Piłkarze Piasta byli bardzo zadowoleni nie tylko z wyniku ostatniego sparingu, ale i całego zgrupowania w Hiszpanii. Począwszy od tego, że pogoda dopisywała, była iście wiosenna, a nawet… wczesnoletnia, do tego wykonano wszystko, co zaplanowano. – Nogi już powoli puszczają, bo to nie był łatwy okres z ciągłymi treningami i sparingami co trzy dni. Jesteśmy zadowoleni z całego obozu i cieszymy się, że praktycznie wszyscy zdrowi kończymy to zgrupowanie – dodał obrońca Ariel Mosór. Z wysokości trybun mecz oglądał m.in. były reprezentant Polski, Cezary Kucharski. – Piast bardzo solidnie zagrał w defensywie i dobrze wychodził ofensywnie po odbiorze. Utrzymanie się przy piłce i atak pozycyjny też na niezłym poziomie. Ogólnie dobry prognostyk przed startem ligi – podsumował Kucharski.

(KRIS)


Piast Gliwice – Metalist 1925 Charków 2:0 (1:0, 0:0, 1:0)

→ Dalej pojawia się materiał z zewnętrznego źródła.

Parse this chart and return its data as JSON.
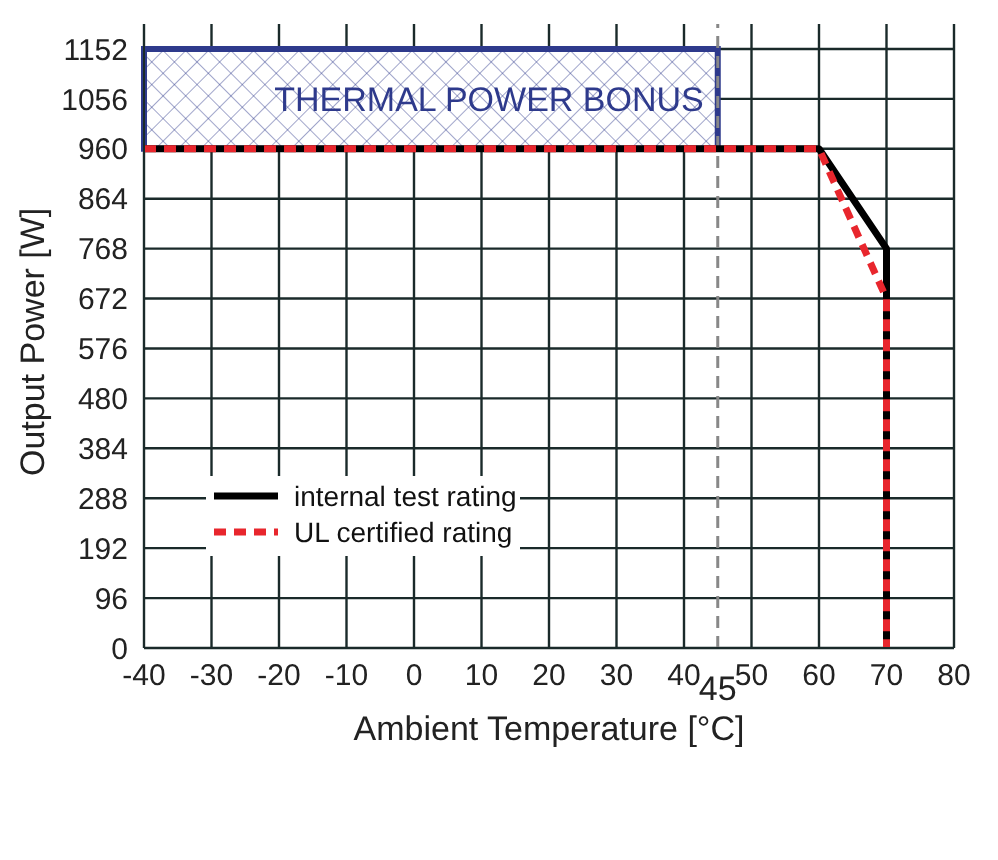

1:0 – Krykun, 21 min, 2:0 – Hateley, 106 min

PIAST: (I i II kwarta) Szymański - Pyrka, Huk, Czerwiński, Holubek - Kądzior, Dziczek, Tomasiewicz, Szczepański, Krykun - Wilczek. III i IV kwarta: Plach - Liszewski, Mosór, Munoz, Huk (91. Leśniak) - Kostadinov, Chrapek (91. Karbowy), Hateley, Ameyaw - Urbański (91. Kirejczyk; 103. Bykowski), Felix. Trener Alekander VUKOVIĆ.

Mecz rozgrywany 4x30 min.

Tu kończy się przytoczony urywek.